The dataset contains data points related to individuals, including:
- Demographic information (e.g., age, marital status, education level, income)
- Health-related behaviors (e.g., smoking status, alcohol consumption, physical activity)
- Mental health indicators (e.g., history of mental illness, family history of depression)
- Lifestyle and wellness features (e.g., dietary habits, sleep quality)
This project performs data cleaning, feature engineering, exploratory data analysis (EDA), and statistical tests to explore relationships between these factors and depression risk.
The dataset used in this project is publicly available on Kaggle. It includes various features related to people's lifestyles and health history. More details about the columns can be found on the Kaggle dataset page.
Columns in the Dataset:
- Age: The age of the individual in years.
- Marital Status: The marital status of the individual.
- Education Level: The highest level of education attained.
- Number of Children: The number of children the individual has.
- Smoking Status: Indicates whether the individual smokes or not.
- Physical Activity Level: The level of physical activity undertaken by the individual.
- Income: The individual's annual income.
- Alcohol Consumption: The individual's level of alcohol consumption.
- Dietary Habits: The individual's dietary habits (e.g., healthy, moderate, unhealthy).
- Sleep Patterns: The quality of the individual's sleep.
- History of Mental Illness: Whether the individual has a history of mental illness.
- History of Substance Abuse: Whether the individual has a history of substance abuse.
- Family History of Depression: Whether the individual has a family history of depression.
- Chronic Medical Conditions: Whether the individual has any chronic medical conditions.
- Python: The primary programming language utilized for data analysis and processing.
- Pandas: Used extensively for data cleaning, manipulation, and handling missing values.
- Matplotlib & Seaborn: Employed for creating visualizations, such as bar plots, to explore relationships in the dataset.
- NumPy: Used for efficient numerical operations and calculations.
- SciPy: Applied for conducting the Chi-Square test and other statistical analyses.

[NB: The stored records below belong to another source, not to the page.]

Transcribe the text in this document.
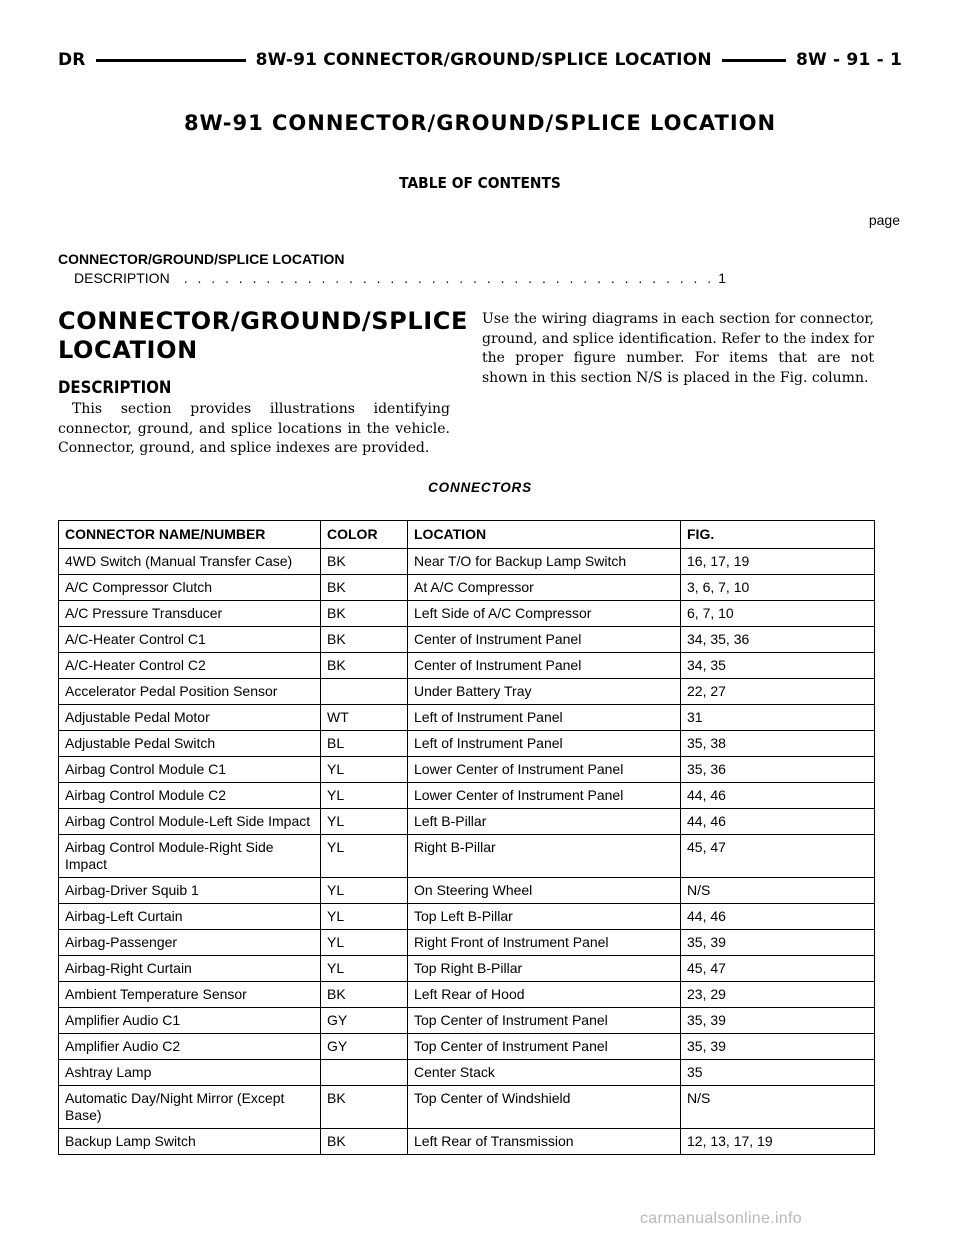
DR	8W-91 CONNECTOR/GROUND/SPLICE LOCATION	8W - 91 - 1
8W-91 CONNECTOR/GROUND/SPLICE LOCATION
TABLE OF CONTENTS
page
CONNECTOR/GROUND/SPLICE LOCATION
DESCRIPTION . . . . . . . . . . . . . . . . . . . . . . . . . . . . . . . . . . . . . . . 1
CONNECTOR/GROUND/SPLICE LOCATION
DESCRIPTION
This section provides illustrations identifying connector, ground, and splice locations in the vehicle. Connector, ground, and splice indexes are provided.
Use the wiring diagrams in each section for connector, ground, and splice identification. Refer to the index for the proper figure number. For items that are not shown in this section N/S is placed in the Fig. column.
CONNECTORS
CONNECTOR NAME/NUMBER	COLOR	LOCATION	FIG.
4WD Switch (Manual Transfer Case)	BK	Near T/O for Backup Lamp Switch	16, 17, 19
A/C Compressor Clutch	BK	At A/C Compressor	3, 6, 7, 10
A/C Pressure Transducer	BK	Left Side of A/C Compressor	6, 7, 10
A/C-Heater Control C1	BK	Center of Instrument Panel	34, 35, 36
A/C-Heater Control C2	BK	Center of Instrument Panel	34, 35
Accelerator Pedal Position Sensor		Under Battery Tray	22, 27
Adjustable Pedal Motor	WT	Left of Instrument Panel	31
Adjustable Pedal Switch	BL	Left of Instrument Panel	35, 38
Airbag Control Module C1	YL	Lower Center of Instrument Panel	35, 36
Airbag Control Module C2	YL	Lower Center of Instrument Panel	44, 46
Airbag Control Module-Left Side Impact	YL	Left B-Pillar	44, 46
Airbag Control Module-Right Side Impact	YL	Right B-Pillar	45, 47
Airbag-Driver Squib 1	YL	On Steering Wheel	N/S
Airbag-Left Curtain	YL	Top Left B-Pillar	44, 46
Airbag-Passenger	YL	Right Front of Instrument Panel	35, 39
Airbag-Right Curtain	YL	Top Right B-Pillar	45, 47
Ambient Temperature Sensor	BK	Left Rear of Hood	23, 29
Amplifier Audio C1	GY	Top Center of Instrument Panel	35, 39
Amplifier Audio C2	GY	Top Center of Instrument Panel	35, 39
Ashtray Lamp		Center Stack	35
Automatic Day/Night Mirror (Except Base)	BK	Top Center of Windshield	N/S
Backup Lamp Switch	BK	Left Rear of Transmission	12, 13, 17, 19
carmanualsonline.info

The main objectives of the analysis are:
- Impute missing data in the dataset.
- Create new features like the Depression Risk score and the Healthy Lifestyle Score.

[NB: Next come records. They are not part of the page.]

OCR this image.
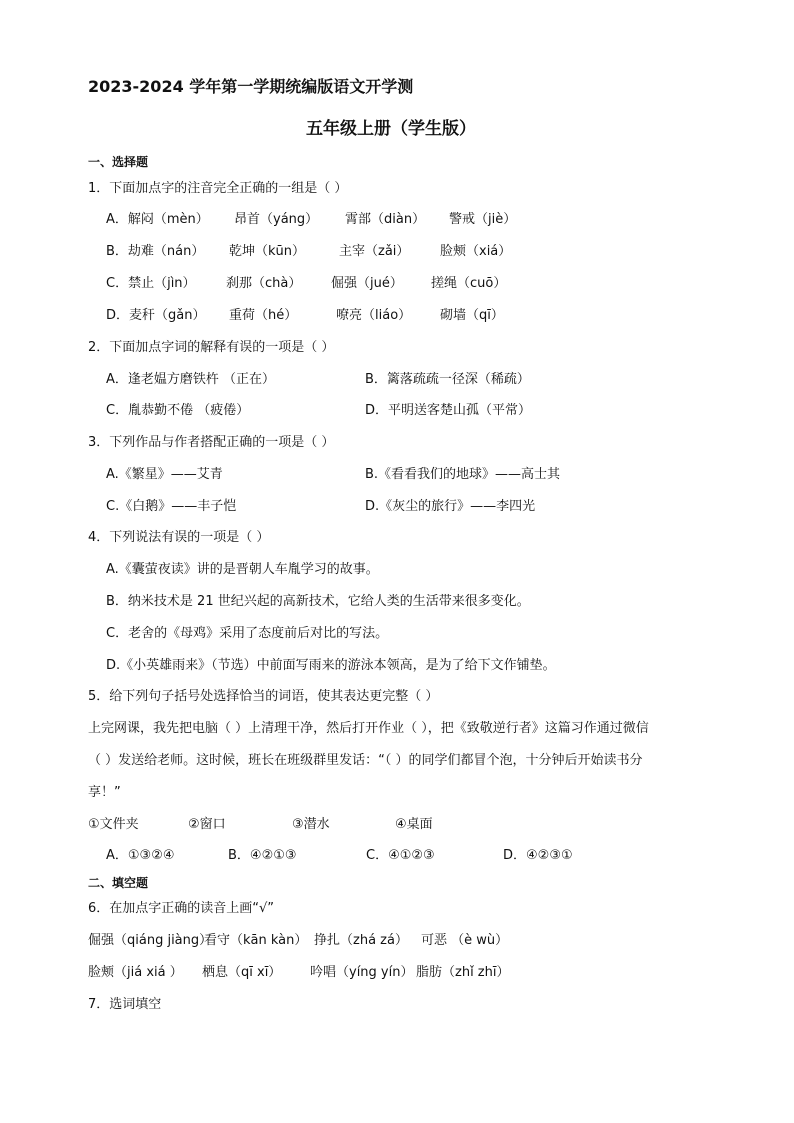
2023-2024 学年第一学期统编版语文开学测
五年级上册（学生版）
一、选择题
1．下面加点字的注音完全正确的一组是（ ）
A．解闷（mèn） 昂首（yáng） 霄部（diàn） 警戒（jiè）
B．劫难（nán） 乾坤（kūn）	主宰（zǎi） 脸颊（xiá）
C．禁止（jìn） 刹那（chà） 倔强（jué） 搓绳（cuō）
D．麦秆（gǎn） 重荷（hé）	嘹亮（liáo） 砌墙（qī）
2．下面加点字词的解释有误的一项是（ ）
A．逢老媪方磨铁杵 （正在）	B．篱落疏疏一径深（稀疏）
C．胤恭勤不倦 （疲倦）	D．平明送客楚山孤（平常）
3．下列作品与作者搭配正确的一项是（ ）
A.《繁星》——艾青	B.《看看我们的地球》——高士其
C.《白鹅》——丰子恺	D.《灰尘的旅行》——李四光
4．下列说法有误的一项是（ ）
A.《囊萤夜读》讲的是晋朝人车胤学习的故事。
B．纳米技术是 21 世纪兴起的高新技术，它给人类的生活带来很多变化。
C．老舍的《母鸡》采用了态度前后对比的写法。
D.《小英雄雨来》（节选）中前面写雨来的游泳本领高，是为了给下文作铺垫。
5．给下列句子括号处选择恰当的词语，使其表达更完整（ ）
上完网课，我先把电脑（ ）上清理干净，然后打开作业（ ），把《致敬逆行者》这篇习作通过微信
（ ）发送给老师。这时候，班长在班级群里发话：“（ ）的同学们都冒个泡，十分钟后开始读书分
享！”
①文件夹	②窗口	③潜水	④桌面
A．①③②④	B．④②①③	C．④①②③	D．④②③①
二、填空题
6．在加点字正确的读音上画“√”
倔强（qiáng jiàng）
看守（kān kàn） 挣扎（zhá zá） 可恶 （è wù）
脸颊（jiá xiá ） 栖息（qī xī） 吟唱（yíng yín） 脂肪（zhǐ zhī）
7．选词填空
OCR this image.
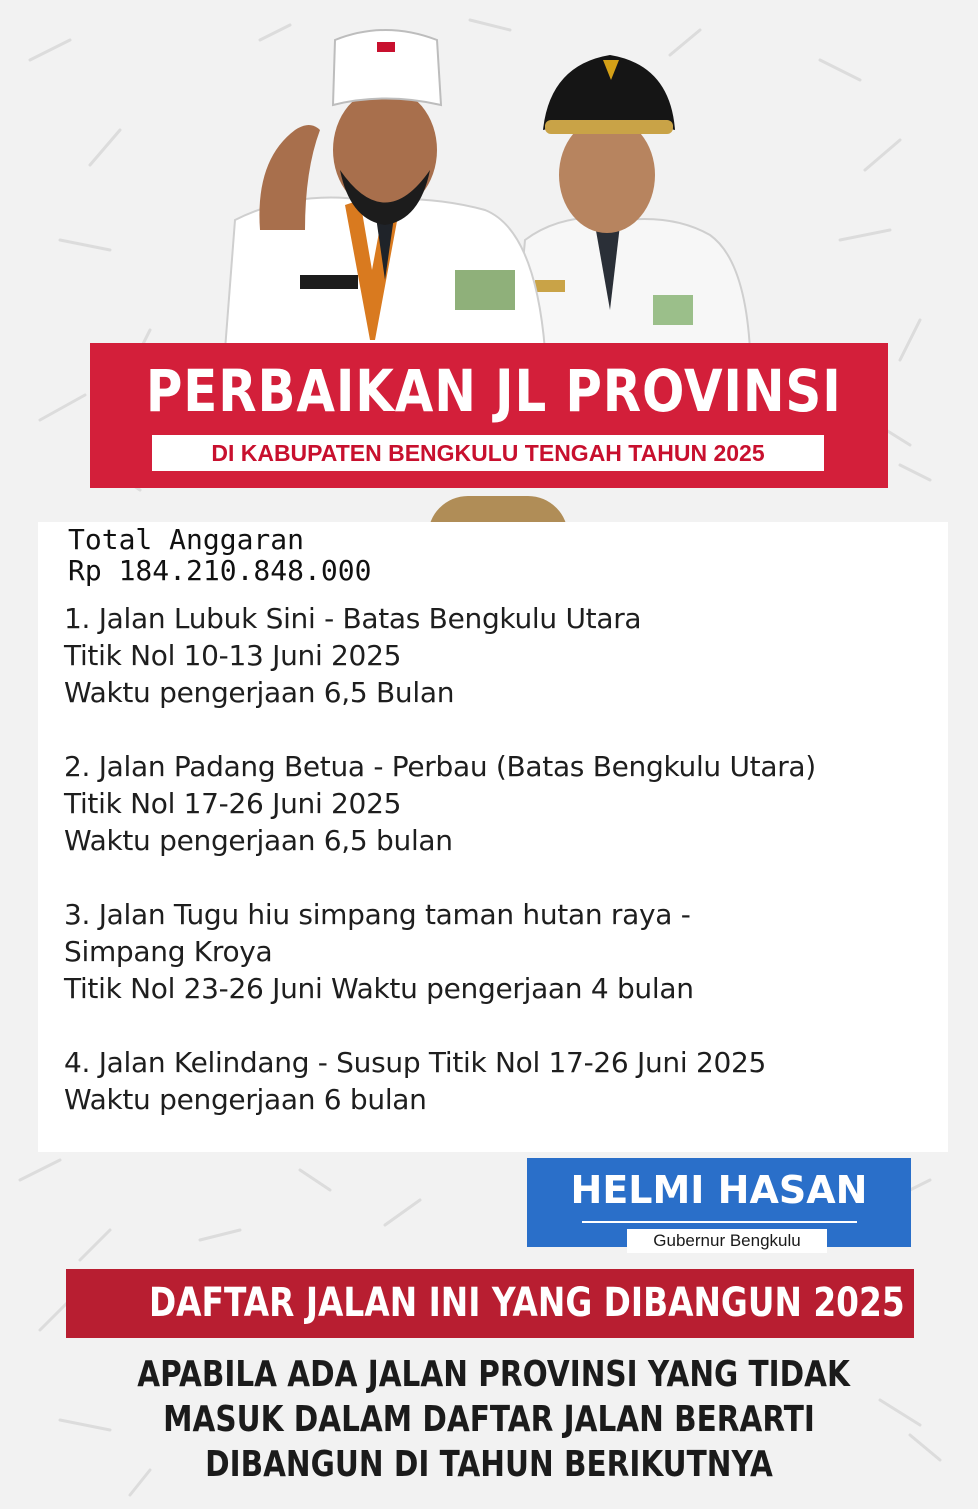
PERBAIKAN JL PROVINSI
DI KABUPATEN BENGKULU TENGAH TAHUN 2025
Total Anggaran
Rp 184.210.848.000
1. Jalan Lubuk Sini - Batas Bengkulu Utara
Titik Nol 10-13 Juni 2025
Waktu pengerjaan 6,5 Bulan
2. Jalan Padang Betua - Perbau (Batas Bengkulu Utara)
Titik Nol 17-26 Juni 2025
Waktu pengerjaan 6,5 bulan
3. Jalan Tugu hiu simpang taman hutan raya -
Simpang Kroya
Titik Nol 23-26 Juni Waktu pengerjaan 4 bulan
4. Jalan Kelindang - Susup Titik Nol 17-26 Juni 2025
Waktu pengerjaan 6 bulan
HELMI HASAN
Gubernur Bengkulu
DAFTAR JALAN INI YANG DIBANGUN 2025
APABILA ADA JALAN PROVINSI YANG TIDAK
MASUK DALAM DAFTAR JALAN BERARTI
DIBANGUN DI TAHUN BERIKUTNYA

- Analyze the relationships between lifestyle factors (e.g., smoking, alcohol consumption, physical activity) and depression risk.

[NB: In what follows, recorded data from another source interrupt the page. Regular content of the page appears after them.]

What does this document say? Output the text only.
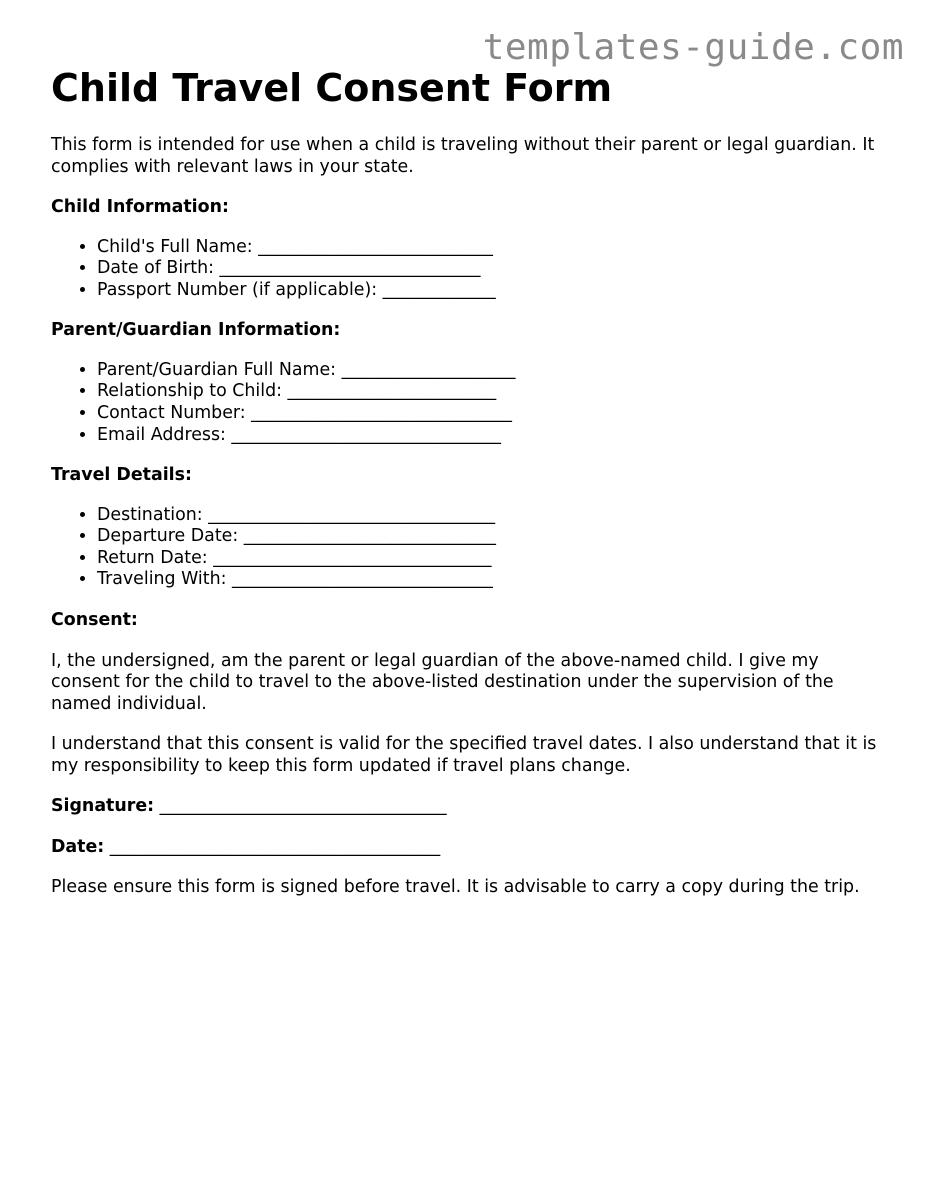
templates-guide.com
Child Travel Consent Form

This form is intended for use when a child is traveling without their parent or legal guardian. It complies with relevant laws in your state.

Child Information:

• Child's Full Name: ___________________________
• Date of Birth: ______________________________
• Passport Number (if applicable): _____________

Parent/Guardian Information:

• Parent/Guardian Full Name: ____________________
• Relationship to Child: ________________________
• Contact Number: ______________________________
• Email Address: _______________________________

Travel Details:

• Destination: _________________________________
• Departure Date: _____________________________
• Return Date: ________________________________
• Traveling With: ______________________________

Consent:

I, the undersigned, am the parent or legal guardian of the above-named child. I give my consent for the child to travel to the above-listed destination under the supervision of the named individual.

I understand that this consent is valid for the specified travel dates. I also understand that it is my responsibility to keep this form updated if travel plans change.

Signature: _________________________________

Date: ______________________________________

Please ensure this form is signed before travel. It is advisable to carry a copy during the trip.
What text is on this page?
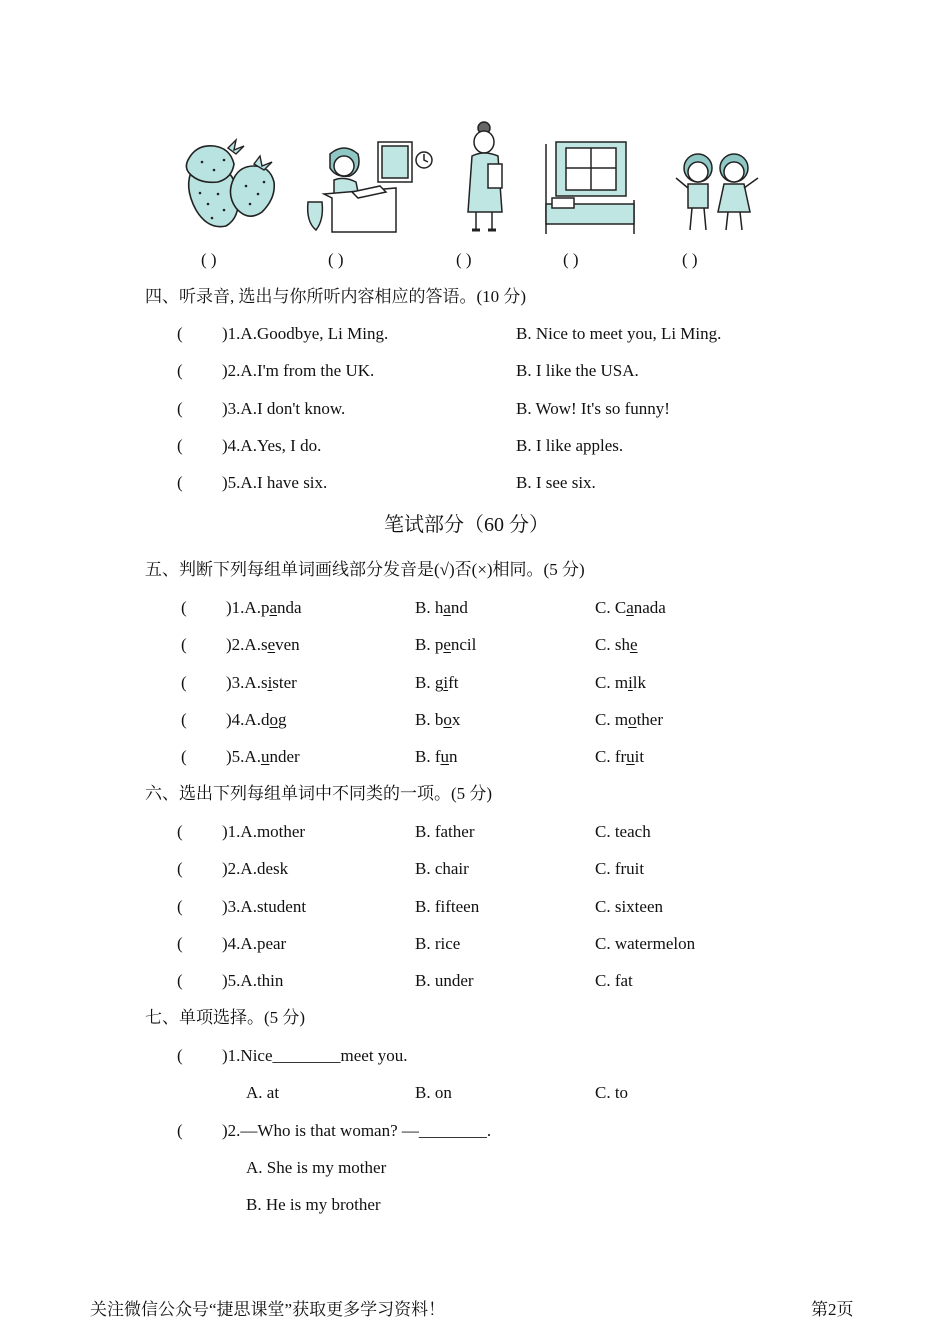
( )	( )	( )	( )	( )
四、听录音, 选出与你所听内容相应的答语。(10 分)
( )1.A.Goodbye, Li Ming.	B. Nice to meet you, Li Ming.
( )2.A.I'm from the UK.	B. I like the USA.
( )3.A.I don't know.	B. Wow! It's so funny!
( )4.A.Yes, I do.	B. I like apples.
( )5.A.I have six.	B. I see six.
笔试部分（60 分）
五、判断下列每组单词画线部分发音是(√)否(×)相同。(5 分)
( )1.A.panda	B. hand	C. Canada
( )2.A.seven	B. pencil	C. she
( )3.A.sister	B. gift	C. milk
( )4.A.dog	B. box	C. mother
( )5.A.under	B. fun	C. fruit
六、选出下列每组单词中不同类的一项。(5 分)
( )1.A.mother	B. father	C. teach
( )2.A.desk	B. chair	C. fruit
( )3.A.student	B. fifteen	C. sixteen
( )4.A.pear	B. rice	C. watermelon
( )5.A.thin	B. under	C. fat
七、单项选择。(5 分)
( )1.Nice________meet you.
A. at	B. on	C. to
( )2.—Who is that woman? —________.
A. She is my mother
B. He is my brother
关注微信公众号“捷思课堂”获取更多学习资料！	第2页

- Conduct statistical tests like the Chi-Square Test to examine associations (e.g., between smoking status and family history of depression).
- Visualize insights and relationships between various features.
- Data Preprocessing: Clean the dataset by handling missing values and outliers, ensuring data consistency.
- Feature Engineering: Create new features such as the Healthy Lifestyle Score, Depression Risk, and Family Status (based on marital status and number of children).
- Statistical Testing: Use tests such as the Chi-Square Test to check the relationship between smoking status and family history of depression.
- Visualization: Create bar plots, stacked bar charts, and other visualizations to interpret the data better and present findings.
The analysis revealed several noteworthy findings. Individuals categorized as "Married with children" were identified as having the highest depression risk, followed by single individuals, while those who were "Married without children" exhibited the lowest risk. A composite Healthy Lifestyle Score, calculated based on factors such as physical activity level, dietary habits, smoking status, and alcohol consumption, demonstrated that individuals with higher scores were less likely to experience depression. However, the limited variability in the scores, mostly concentrated around 0 and 2, suggests a need for more diverse lifestyle patterns in the dataset. A Chi-Square test uncovered a strong association between smoking status and family history of depression, with a significant p-value of 2.98e-126. This relationship was further supported by visualizations, which highlighted distinct patterns in smoking behavior among individuals with and without a family history of depression. Overall, the results emphasize the influence of lifestyle choices, such as maintaining a healthy diet, avoiding smoking, and consuming alcohol in moderation, in mitigating depression risk. Furthermore, family structure also plays a significant role in shaping mental health outcomes, as evidenced by the higher depression risk observed among individuals with children.